Gang recently rescued a puppy and Sadie was the only one who thought this was the neatest present in the world. Click on these links for videos of puppy play.
When our walk is over, she stands in the driveway looking outward. She’ll turn her head to me and say I want more. And more I give her. I let her go on her own to traverse the paths amid the sage, sniffing and discovering what happened there the night before. She treasures these alone walkabouts, patrolling her domain to determine what creatures have appeared since her last sniffs. She always returns, leaping up the stairs, heavy breathing. My treasure of a gal who looks to the world around her with wonder and joy. I will give her all the world in these last days.
Addendum
It’s time to make the decision. The decision that rends my heart to the far seas, that drowns my face in tidal waves.

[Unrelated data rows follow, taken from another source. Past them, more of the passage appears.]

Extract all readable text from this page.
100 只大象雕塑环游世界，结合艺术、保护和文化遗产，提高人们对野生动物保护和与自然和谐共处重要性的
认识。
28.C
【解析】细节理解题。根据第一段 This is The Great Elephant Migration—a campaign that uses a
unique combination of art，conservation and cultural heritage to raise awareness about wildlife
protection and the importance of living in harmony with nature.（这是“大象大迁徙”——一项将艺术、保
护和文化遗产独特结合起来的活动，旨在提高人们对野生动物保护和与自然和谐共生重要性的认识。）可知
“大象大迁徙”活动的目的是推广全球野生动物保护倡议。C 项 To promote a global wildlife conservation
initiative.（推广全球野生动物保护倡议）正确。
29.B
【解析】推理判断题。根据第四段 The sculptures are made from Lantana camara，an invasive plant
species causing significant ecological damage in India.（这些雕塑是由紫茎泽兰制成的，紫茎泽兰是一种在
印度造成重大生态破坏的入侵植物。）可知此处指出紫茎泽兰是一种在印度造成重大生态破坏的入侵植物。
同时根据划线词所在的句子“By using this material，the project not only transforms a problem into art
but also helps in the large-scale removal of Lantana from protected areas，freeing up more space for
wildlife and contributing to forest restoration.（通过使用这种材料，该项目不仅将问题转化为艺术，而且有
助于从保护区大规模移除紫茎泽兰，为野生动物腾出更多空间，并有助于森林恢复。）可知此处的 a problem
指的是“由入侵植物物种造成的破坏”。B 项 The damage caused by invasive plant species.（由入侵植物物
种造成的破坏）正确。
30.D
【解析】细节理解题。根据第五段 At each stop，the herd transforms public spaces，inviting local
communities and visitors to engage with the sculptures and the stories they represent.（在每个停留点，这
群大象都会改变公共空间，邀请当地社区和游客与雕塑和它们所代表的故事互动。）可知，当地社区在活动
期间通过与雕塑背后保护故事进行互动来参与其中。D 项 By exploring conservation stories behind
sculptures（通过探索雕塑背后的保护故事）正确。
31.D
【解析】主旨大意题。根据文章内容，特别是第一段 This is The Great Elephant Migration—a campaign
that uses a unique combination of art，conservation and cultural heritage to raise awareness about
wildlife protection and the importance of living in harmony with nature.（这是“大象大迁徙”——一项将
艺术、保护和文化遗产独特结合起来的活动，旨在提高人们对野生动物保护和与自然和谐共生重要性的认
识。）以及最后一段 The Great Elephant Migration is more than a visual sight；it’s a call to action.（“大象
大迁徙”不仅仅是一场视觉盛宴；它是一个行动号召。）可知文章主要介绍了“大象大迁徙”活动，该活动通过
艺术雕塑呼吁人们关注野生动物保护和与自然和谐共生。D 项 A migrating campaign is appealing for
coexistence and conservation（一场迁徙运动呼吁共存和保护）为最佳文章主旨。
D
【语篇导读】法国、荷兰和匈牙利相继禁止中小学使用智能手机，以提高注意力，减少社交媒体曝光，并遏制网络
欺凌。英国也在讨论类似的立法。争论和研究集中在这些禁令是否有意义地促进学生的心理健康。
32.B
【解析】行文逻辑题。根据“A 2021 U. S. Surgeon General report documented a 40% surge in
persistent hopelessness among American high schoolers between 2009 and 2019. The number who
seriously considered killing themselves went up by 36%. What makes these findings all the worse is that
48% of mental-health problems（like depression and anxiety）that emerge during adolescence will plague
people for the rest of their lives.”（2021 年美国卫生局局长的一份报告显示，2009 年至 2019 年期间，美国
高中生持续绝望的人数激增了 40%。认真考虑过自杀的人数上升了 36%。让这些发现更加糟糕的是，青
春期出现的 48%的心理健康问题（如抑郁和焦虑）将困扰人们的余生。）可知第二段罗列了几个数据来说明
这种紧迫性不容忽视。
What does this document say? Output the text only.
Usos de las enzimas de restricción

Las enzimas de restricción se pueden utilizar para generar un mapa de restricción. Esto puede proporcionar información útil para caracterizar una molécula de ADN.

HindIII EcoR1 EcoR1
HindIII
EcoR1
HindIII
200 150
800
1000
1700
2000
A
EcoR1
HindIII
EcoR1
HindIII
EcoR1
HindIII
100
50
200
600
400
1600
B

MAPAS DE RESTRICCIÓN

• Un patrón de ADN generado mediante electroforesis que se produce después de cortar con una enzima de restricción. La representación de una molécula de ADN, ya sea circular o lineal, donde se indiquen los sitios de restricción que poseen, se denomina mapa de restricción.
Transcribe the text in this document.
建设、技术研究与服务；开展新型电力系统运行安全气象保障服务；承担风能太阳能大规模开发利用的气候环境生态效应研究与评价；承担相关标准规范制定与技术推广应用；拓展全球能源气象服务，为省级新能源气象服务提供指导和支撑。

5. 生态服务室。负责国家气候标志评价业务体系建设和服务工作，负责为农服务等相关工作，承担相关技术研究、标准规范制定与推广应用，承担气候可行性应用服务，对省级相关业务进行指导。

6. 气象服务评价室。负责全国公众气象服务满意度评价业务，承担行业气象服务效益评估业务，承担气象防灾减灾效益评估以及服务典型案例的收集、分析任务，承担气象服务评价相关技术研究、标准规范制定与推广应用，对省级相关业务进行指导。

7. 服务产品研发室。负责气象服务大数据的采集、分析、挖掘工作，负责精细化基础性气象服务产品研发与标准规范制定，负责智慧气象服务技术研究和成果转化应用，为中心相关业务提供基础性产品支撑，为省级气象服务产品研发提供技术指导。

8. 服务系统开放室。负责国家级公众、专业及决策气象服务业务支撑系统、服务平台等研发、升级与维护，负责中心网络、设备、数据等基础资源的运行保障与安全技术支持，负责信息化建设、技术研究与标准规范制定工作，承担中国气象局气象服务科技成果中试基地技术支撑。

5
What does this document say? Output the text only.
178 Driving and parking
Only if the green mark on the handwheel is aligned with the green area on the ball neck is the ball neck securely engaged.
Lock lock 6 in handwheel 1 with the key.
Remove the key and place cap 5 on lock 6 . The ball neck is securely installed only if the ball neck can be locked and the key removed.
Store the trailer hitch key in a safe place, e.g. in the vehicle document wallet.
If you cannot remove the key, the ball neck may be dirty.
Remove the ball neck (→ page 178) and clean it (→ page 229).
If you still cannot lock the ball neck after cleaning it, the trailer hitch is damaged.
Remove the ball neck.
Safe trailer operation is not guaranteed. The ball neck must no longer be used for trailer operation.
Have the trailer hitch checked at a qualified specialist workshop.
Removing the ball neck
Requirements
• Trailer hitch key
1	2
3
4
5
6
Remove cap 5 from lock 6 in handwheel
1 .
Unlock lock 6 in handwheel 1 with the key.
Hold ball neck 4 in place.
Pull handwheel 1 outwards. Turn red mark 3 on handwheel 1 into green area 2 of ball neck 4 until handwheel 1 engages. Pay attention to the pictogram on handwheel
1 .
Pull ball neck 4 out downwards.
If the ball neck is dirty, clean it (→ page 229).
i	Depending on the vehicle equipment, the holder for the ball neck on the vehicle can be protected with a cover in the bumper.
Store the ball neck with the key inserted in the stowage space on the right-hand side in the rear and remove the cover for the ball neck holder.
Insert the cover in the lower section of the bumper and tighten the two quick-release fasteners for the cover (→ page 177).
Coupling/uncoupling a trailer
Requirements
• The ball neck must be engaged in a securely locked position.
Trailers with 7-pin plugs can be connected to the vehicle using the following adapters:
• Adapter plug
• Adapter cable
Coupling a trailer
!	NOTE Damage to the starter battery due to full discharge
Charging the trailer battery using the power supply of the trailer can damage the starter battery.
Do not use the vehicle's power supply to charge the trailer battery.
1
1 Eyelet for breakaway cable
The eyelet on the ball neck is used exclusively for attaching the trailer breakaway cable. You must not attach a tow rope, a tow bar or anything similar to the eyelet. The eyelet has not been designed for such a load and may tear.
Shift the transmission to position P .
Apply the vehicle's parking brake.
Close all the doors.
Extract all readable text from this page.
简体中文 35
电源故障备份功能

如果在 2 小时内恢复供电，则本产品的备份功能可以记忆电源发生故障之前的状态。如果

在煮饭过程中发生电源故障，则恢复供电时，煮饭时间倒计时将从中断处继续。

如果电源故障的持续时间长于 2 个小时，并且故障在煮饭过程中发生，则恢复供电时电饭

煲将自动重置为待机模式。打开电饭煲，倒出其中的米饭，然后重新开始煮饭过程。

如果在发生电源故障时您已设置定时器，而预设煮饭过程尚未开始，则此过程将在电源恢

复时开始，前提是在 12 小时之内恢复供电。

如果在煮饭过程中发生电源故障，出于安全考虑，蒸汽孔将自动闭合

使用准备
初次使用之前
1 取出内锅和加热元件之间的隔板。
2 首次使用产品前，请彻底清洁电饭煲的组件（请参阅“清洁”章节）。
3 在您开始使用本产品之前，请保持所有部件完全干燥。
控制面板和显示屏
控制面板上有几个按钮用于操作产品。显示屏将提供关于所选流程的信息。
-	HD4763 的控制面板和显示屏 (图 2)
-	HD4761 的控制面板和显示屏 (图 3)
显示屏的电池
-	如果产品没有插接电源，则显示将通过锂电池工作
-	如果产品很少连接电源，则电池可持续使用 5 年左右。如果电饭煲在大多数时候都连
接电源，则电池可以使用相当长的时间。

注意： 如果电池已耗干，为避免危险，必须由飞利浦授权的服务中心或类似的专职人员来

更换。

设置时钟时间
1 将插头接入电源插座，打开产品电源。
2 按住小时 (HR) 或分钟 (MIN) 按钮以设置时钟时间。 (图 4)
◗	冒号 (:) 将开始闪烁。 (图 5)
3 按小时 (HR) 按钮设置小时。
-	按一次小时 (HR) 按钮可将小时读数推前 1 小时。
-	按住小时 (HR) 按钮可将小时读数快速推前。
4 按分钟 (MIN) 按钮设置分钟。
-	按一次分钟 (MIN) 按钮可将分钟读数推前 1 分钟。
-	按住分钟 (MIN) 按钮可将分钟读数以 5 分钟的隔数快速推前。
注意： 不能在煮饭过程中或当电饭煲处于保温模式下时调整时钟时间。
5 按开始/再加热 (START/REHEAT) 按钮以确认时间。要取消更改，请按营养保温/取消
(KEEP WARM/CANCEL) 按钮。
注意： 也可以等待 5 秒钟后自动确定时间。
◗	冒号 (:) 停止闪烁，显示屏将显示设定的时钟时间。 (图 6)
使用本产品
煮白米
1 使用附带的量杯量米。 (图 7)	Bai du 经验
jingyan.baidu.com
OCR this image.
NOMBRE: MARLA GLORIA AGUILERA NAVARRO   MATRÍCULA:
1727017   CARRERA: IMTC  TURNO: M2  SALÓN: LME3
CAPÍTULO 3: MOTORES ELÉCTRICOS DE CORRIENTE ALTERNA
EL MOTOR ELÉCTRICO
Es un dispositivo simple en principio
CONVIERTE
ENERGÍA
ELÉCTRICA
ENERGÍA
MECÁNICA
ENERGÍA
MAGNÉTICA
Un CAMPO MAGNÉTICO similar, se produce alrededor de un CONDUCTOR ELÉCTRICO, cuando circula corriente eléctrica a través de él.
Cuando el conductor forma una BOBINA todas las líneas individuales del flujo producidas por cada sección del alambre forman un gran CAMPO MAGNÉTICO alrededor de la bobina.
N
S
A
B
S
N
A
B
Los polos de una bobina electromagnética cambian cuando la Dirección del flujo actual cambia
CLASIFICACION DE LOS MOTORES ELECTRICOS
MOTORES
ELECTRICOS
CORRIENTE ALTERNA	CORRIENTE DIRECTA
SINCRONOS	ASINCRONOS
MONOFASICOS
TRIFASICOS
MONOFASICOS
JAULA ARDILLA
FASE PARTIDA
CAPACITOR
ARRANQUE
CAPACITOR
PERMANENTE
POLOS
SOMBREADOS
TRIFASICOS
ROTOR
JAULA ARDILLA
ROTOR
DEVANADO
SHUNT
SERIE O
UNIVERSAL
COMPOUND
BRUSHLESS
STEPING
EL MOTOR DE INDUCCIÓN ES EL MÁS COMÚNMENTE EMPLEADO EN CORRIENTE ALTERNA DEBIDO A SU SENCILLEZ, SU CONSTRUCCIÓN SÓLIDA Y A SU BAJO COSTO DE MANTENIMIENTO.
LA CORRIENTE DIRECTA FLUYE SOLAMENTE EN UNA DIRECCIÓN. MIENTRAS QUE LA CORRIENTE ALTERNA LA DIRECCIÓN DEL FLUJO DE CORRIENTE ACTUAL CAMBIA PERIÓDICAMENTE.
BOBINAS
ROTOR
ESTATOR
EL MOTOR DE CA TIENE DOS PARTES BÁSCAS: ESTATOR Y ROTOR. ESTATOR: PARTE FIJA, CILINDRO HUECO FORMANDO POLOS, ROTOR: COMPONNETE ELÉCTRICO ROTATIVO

We walked around the property today. I followed her well worn path of sniffs and snorts and pee as she shuffled along, checking, remembering. We walked by her already dug grave, and the graves of others. She can’t get comfortable – standing or resting. Her coughs increase with her attempts to expel the poison lodged in lungs. I touch her and she gives me the briefest glimpse of a tail wag.
These last days of deciding have my insides ripped and draped on my outside. I lay with her repeating – I love you. I love you. I’m so sorry. I’m so sorry. I need to get it right – in my head and in my heart. Not too soon, but not too late. Give her as many good days as possible. Don’t let her have bad days. My lioness. That white mane of fur around her neck, the scruffy face – which I cover in tears as I let her go.